Faculty of Medicine and Health Sciences, Department of Pre-Clinical Sciences, Universiti Tunku Abdul Rahman, Kajang, Malaysia.
Centre for Research on Communicable Diseases, Universiti Tunku Abdul Rahman, Kajang, Malaysia.
PLoS One. 2022 Sep 1;17(9):e0266925. doi: 10.1371/journal.pone.0266925. eCollection 2022.

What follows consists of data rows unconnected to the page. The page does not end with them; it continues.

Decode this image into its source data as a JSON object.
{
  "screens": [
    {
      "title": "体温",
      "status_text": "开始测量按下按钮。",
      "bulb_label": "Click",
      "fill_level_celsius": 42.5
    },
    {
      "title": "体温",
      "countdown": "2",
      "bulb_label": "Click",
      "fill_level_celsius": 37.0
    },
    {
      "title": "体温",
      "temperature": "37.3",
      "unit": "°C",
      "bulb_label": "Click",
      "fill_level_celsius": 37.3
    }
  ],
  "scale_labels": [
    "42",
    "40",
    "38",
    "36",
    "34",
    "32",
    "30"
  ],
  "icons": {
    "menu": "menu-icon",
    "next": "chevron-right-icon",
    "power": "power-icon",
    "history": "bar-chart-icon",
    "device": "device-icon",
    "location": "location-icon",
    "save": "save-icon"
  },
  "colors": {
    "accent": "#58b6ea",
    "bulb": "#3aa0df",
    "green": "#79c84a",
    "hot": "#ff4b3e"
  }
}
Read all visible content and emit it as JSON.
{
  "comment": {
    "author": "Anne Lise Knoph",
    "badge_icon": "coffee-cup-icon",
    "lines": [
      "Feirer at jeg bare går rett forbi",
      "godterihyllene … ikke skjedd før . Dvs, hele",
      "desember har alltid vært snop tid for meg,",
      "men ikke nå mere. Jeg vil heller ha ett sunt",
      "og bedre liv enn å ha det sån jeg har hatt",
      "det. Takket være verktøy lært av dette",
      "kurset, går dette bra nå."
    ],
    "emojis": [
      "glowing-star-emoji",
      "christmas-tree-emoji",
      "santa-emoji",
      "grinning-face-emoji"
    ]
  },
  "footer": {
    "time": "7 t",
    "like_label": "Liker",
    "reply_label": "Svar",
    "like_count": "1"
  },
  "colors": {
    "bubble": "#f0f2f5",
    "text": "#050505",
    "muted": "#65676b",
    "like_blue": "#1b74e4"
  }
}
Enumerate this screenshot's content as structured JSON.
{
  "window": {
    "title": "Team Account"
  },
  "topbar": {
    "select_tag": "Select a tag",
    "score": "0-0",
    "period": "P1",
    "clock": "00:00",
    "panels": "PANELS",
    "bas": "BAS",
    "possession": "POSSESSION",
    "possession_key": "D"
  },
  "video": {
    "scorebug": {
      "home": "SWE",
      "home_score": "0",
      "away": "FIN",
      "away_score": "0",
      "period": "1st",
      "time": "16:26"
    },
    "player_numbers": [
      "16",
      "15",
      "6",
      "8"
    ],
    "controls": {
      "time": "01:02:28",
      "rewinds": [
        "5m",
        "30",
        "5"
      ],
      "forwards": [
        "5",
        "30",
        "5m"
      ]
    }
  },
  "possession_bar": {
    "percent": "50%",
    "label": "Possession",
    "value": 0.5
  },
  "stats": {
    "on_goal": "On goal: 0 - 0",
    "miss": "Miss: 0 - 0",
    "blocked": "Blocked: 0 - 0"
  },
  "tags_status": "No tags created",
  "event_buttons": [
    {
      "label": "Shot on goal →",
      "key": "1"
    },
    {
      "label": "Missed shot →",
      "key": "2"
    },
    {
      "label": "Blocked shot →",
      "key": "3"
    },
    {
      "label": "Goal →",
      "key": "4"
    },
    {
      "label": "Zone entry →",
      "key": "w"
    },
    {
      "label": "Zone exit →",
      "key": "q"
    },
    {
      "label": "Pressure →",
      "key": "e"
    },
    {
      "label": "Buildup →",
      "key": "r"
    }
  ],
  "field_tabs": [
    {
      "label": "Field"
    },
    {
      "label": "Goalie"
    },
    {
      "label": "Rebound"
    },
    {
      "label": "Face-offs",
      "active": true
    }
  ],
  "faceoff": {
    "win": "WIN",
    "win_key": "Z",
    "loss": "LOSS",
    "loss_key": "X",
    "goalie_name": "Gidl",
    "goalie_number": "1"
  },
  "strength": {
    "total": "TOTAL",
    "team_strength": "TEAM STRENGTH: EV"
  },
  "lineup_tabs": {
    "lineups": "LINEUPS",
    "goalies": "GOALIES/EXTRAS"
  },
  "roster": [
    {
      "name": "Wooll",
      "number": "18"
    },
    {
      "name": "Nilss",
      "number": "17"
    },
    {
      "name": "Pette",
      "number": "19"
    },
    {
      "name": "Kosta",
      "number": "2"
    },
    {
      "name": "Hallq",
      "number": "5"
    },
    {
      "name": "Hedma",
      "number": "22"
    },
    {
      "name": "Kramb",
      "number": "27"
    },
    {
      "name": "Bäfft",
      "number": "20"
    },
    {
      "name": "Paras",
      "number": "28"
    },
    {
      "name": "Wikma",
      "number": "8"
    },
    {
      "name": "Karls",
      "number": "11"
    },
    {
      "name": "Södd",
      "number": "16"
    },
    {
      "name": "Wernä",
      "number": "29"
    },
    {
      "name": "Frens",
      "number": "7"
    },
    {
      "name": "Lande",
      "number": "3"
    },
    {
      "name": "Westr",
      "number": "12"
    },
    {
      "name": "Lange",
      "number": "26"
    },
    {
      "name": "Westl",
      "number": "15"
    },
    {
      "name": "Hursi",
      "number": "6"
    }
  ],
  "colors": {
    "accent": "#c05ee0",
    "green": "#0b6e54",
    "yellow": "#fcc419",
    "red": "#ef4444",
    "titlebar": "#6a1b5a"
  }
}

The success of the COVID-19 vaccination programme to achieve herd immunity depends on the proportion of the population inoculated. COVID-19 vaccination hesitancy is a barrier to reaching a sufficient number of people to achieve herd immunity. This study aims to determine the prevalence of COVID-19 vaccine hesitancy and to identify the reasons contributing to vaccine hesitancy using the Theory of Planned Behavior. A cross-sectional online survey was conducted between May 2021 to June 2021. Using exponential non-discriminative snowball sampling, participants were recruited via social media and telecommunication platforms. We used a questionnaire that obtained information on participant socio-demographics, vaccine hesitancy, pseudoscientific practices, conspiracy beliefs, subjective norms, perceived behavioural control, main reasons for not intending to get the COVID-19 vaccine; influential leaders, gatekeepers and anti-or pro-vaccination lobbies; and global vaccine hesitancy. A total of 354 responses (mean age = 32.5 years old ±13.6; 70.3% females) were included for analysis. The prevalence of COVID-19 vaccine hesitancy was 11.6%. COVID-19 vaccine hesitancy was significantly and positively associated with those who agreed with influential leaders, gatekeepers, and anti- or pro-vaccination lobbies (adjusted B coefficient = 1.355, p = 0.014), having a "wait and see" attitude to see if the COVID-19 vaccine is safe (adjusted B coefficient = 0. 822, p <0.001), perceiving that the vaccine will give them COVID-19 (adjusted B coefficient = 0.660, p <0.002), planned to use masks/others precautions instead (adjusted B coefficient = 0.345, p = 0.038) and having higher scores in conspiracy beliefs (adjusted B coefficient = 0.128, p <0.001). Concern about the costs associated with the vaccine (adjusted B coefficient = -0.518, p <0.001), subjective norms (adjusted B coefficient = -0.341, p <0.001), and perceived behavioural control (adjusted B coefficient = -0.202, p = 0.004) were negatively associated with vaccine hesitancy. COVID-19 vaccine hesitancy in Malaysia is low. Several factors were identified as being associated with vaccine hesitancy. Factors associated with vaccine hesitancy would be useful in tailoring specific interventions involving positive messages by influential leaders, which address vaccine misinformation and the wait-and-see attitude which may delay the uptake of COVID-19 vaccines.
COVID-19 疫苗接种计划的成功取决于接种人口的比例。COVID-19 疫苗犹豫是达到足够人数以实现群体免疫的障碍。本研究旨在使用计划行为理论确定 COVID-19 疫苗犹豫的流行率,并确定导致疫苗犹豫的原因。2021 年 5 月至 6 月期间进行了一项横断面在线调查。使用指数非歧视性滚雪球抽样,通过社交媒体和电信平台招募参与者。我们使用了一份问卷,该问卷获取了参与者社会人口统计学、疫苗犹豫、伪科学实践、阴谋信仰、主观规范、行为控制感知、不打算接种 COVID-19 疫苗的主要原因;有影响力的领导人、把关人和反或赞成疫苗游说团体;以及全球疫苗犹豫。共纳入 354 份回复(平均年龄 = 32.5 岁±13.6;70.3%女性)进行分析。COVID-19 疫苗犹豫的流行率为 11.6%。COVID-19 疫苗犹豫与那些同意有影响力的领导人、把关人和反或赞成疫苗游说团体的人显著正相关(调整后的 B 系数= 1.355,p = 0.014),对 COVID-19 疫苗的安全性持观望态度(调整后的 B 系数= 0.822,p <0.001),认为疫苗会使他们感染 COVID-19(调整后的 B 系数= 0.660,p <0.002),计划使用口罩/其他预防措施(调整后的 B 系数= 0.345,p = 0.038),并且阴谋信仰得分较高(调整后的 B 系数= 0.128,p <0.001)。对与疫苗相关的成本的担忧(调整后的 B 系数= -0.518,p <0.001)、主观规范(调整后的 B 系数= -0.341,p <0.001)和行为控制感知(调整后的 B 系数= -0.202,p = 0.004)与疫苗犹豫呈负相关。马来西亚 COVID-19 疫苗犹豫率较低。确定了一些与疫苗犹豫相关的因素。与疫苗犹豫相关的因素将有助于制定涉及有影响力的领导人发布正面信息的具体干预措施,这些信息可以解决疫苗错误信息和观望态度,观望态度可能会延迟 COVID-19 疫苗的接种。